- The paper introduces LegalBench.PT, the first benchmark designed to evaluate LLMs on 31 distinct Portuguese legal domains.
- The paper details a comprehensive methodology that converts law school exam questions into multiple-choice, true/false, and matching formats using GPT-4o, with rigorous filtering and expert validation.
- The paper demonstrates that leading LLMs like GPT-4o and Claude-3.5-Sonnet approach high performance on structured legal queries while struggling with ambiguous questions.
LegalBench.PT: A Benchmark for Portuguese Law
Introduction
"LegalBench.PT" (2502.16357) introduces the first benchmark tailored for the Portuguese legal system, designed to evaluate the performance of LLMs across diverse fields of Portuguese law. LegalBench.PT provides a comprehensive assessment mechanism for LLMs, employing synthetically generated questions derived from law school exams at a leading Portuguese law school. Utilizing GPT-4o, these exams, initially composed of long-form analytical exercises, are converted into multiple-choice, true/false, and matching question formats, optimizing them for machine evaluation.
Full Taxonomy of Portuguese Law
The benchmark is organized around a detailed taxonomy of Portuguese law, encompassing 31 distinct areas across five primary domains: Public Law, Private Law, Public-Private Law, Public International Law, and EU and Community Law (Figure 1). This systematic categorization serves as the foundational structure for developing and evaluating LLM proficiency within specific legal domains.
Figure 1: Full taxonomy of the Portuguese law adopted. Names marked with *
are not included in the benchmark due to lack of source data.*
Methodology
The creation of LegalBench.PT involved generating a robust dataset of 4,723 questions. The workflow for generating these questions included several key phases:
- Data Collection and Processing: Legal exams from the University of Lisbon were manually collected, providing the basis for question generation. These exams were methodically parsed to extract relevant question-answer pairs.
- Question Generation: GPT-4o was employed to transform open-ended questions into more structured formats suitable for LLM evaluation. The generation process involved synthesizing 31 legal areas into multiple-choice, true/false, and matching questions.
- Quality Control and Filtering: Rigorous filtering processes were implemented to eliminate duplicates and irrelevant content, ensuring the relevance and accuracy of the benchmark.
- Validation: Legal professionals reviewed subsets of the generated questions to ensure their legal pertinence and syntactical accuracy, revealing that 12% of answers were incorrect and 15% required rephrasing for optimal legal terminology.
Figure 2: LegalBench.PT construction pipeline.
Evaluation
The benchmark's efficacy was evaluated using several leading LLMs, including GPT-4o, GPT-4o-mini, Claude-3.5-Sonnet, and Llama-3.1-405B, among others. The assessment revealed that GPT-4o and Claude-3.5-Sonnet achieved the highest performance scores, closely followed by Llama-3.1-405B. The comparison with human performance on a subset of questions established that the benchmark accurately reflects model proficiency in legal reasoning, though it highlighted areas where model performance lagged behind intricate human judgment.
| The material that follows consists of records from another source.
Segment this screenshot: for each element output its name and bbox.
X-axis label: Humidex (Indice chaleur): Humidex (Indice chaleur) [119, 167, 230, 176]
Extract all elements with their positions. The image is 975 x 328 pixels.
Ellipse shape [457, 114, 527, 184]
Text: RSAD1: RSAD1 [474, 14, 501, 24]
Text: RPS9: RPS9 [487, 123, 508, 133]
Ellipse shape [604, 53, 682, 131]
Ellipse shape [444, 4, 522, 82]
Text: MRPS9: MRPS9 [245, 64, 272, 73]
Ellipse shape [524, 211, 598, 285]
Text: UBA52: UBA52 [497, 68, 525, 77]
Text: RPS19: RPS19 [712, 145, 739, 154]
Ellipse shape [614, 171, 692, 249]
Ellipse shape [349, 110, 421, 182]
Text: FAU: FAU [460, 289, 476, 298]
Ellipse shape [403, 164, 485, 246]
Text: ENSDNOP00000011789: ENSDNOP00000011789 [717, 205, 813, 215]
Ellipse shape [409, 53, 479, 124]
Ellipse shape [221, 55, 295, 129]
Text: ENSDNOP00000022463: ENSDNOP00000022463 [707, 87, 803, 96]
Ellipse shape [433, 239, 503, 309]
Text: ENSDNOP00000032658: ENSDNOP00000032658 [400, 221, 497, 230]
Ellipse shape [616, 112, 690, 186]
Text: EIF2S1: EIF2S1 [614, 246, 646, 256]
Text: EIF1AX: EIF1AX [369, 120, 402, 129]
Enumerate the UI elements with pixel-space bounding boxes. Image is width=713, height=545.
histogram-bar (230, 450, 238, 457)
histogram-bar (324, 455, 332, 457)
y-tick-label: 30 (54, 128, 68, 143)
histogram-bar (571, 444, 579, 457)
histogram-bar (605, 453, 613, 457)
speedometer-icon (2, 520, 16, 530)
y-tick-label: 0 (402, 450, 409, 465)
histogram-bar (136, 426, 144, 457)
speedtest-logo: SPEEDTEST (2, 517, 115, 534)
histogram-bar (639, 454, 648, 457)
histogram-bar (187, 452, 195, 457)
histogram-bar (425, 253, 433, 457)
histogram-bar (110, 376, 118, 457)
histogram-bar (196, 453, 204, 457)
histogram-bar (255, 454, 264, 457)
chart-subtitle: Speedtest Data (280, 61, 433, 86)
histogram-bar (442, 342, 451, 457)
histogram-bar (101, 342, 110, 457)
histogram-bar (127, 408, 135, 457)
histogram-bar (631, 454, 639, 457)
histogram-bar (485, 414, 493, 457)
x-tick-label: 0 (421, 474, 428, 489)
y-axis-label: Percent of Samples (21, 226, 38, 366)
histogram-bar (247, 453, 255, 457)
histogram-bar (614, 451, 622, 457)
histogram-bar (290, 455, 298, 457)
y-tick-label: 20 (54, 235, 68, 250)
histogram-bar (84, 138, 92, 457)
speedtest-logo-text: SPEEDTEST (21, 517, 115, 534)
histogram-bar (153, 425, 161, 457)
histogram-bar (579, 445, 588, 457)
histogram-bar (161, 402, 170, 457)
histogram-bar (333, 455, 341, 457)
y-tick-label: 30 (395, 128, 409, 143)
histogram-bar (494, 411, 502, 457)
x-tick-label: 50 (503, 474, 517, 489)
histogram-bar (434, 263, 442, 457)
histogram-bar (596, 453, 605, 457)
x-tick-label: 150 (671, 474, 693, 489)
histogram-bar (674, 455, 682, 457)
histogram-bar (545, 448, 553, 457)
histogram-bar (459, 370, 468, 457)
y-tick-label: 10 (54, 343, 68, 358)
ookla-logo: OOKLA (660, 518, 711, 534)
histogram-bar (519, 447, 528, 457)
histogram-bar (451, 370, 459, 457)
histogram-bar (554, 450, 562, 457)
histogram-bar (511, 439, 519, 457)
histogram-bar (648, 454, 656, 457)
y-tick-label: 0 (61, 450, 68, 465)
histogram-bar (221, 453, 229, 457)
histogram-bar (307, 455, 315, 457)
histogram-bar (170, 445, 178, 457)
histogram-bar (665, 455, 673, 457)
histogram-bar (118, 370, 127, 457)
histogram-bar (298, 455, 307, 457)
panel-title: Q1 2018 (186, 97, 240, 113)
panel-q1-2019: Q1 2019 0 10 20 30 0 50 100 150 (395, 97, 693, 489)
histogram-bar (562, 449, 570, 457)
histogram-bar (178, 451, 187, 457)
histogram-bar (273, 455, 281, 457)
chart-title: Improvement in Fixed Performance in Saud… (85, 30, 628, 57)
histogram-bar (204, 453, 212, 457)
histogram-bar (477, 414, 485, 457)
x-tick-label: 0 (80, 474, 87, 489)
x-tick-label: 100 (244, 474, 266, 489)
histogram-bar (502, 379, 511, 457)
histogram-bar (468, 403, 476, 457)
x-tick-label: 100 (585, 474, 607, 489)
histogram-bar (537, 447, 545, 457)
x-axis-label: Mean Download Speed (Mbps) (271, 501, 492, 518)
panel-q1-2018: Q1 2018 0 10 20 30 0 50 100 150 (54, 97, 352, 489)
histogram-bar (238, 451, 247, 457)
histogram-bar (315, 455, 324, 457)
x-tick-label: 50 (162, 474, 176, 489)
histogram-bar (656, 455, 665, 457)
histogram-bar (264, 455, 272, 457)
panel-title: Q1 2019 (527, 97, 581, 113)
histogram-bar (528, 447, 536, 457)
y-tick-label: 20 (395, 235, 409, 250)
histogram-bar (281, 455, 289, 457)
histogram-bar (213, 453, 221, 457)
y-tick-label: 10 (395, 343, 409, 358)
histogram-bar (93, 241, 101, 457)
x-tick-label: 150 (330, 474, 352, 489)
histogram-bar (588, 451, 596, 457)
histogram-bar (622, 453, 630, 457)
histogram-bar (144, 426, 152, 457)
The results demonstrated that while LLMs excel in structured legal knowledge recall and rule application, they are often challenged by ambiguous question framing and contextual interpretation, which human participants better navigated.
Implications and Future Work
LegalBench.PT offers a pivotal resource for advancing the development of legally adept LLMs, particularly in jurisdictions using the Portuguese legal system. Future research could extend the benchmark to cover less represented legal areas, improve the accuracy of synthetically generated questions, and explore tasks that evaluate beyond legal knowledge, such as real-time legal process transcription and decision rationale generation.
Conclusion
LegalBench.PT sets a precedent for specialized LLM evaluation tools in legal contexts, emphasizing the importance of region-specific benchmarks. This initiative opens avenues for refining how LLMs are trained and tested in understanding complex legal systems, encouraging further advancements and adaptations in the scope of legal AI research.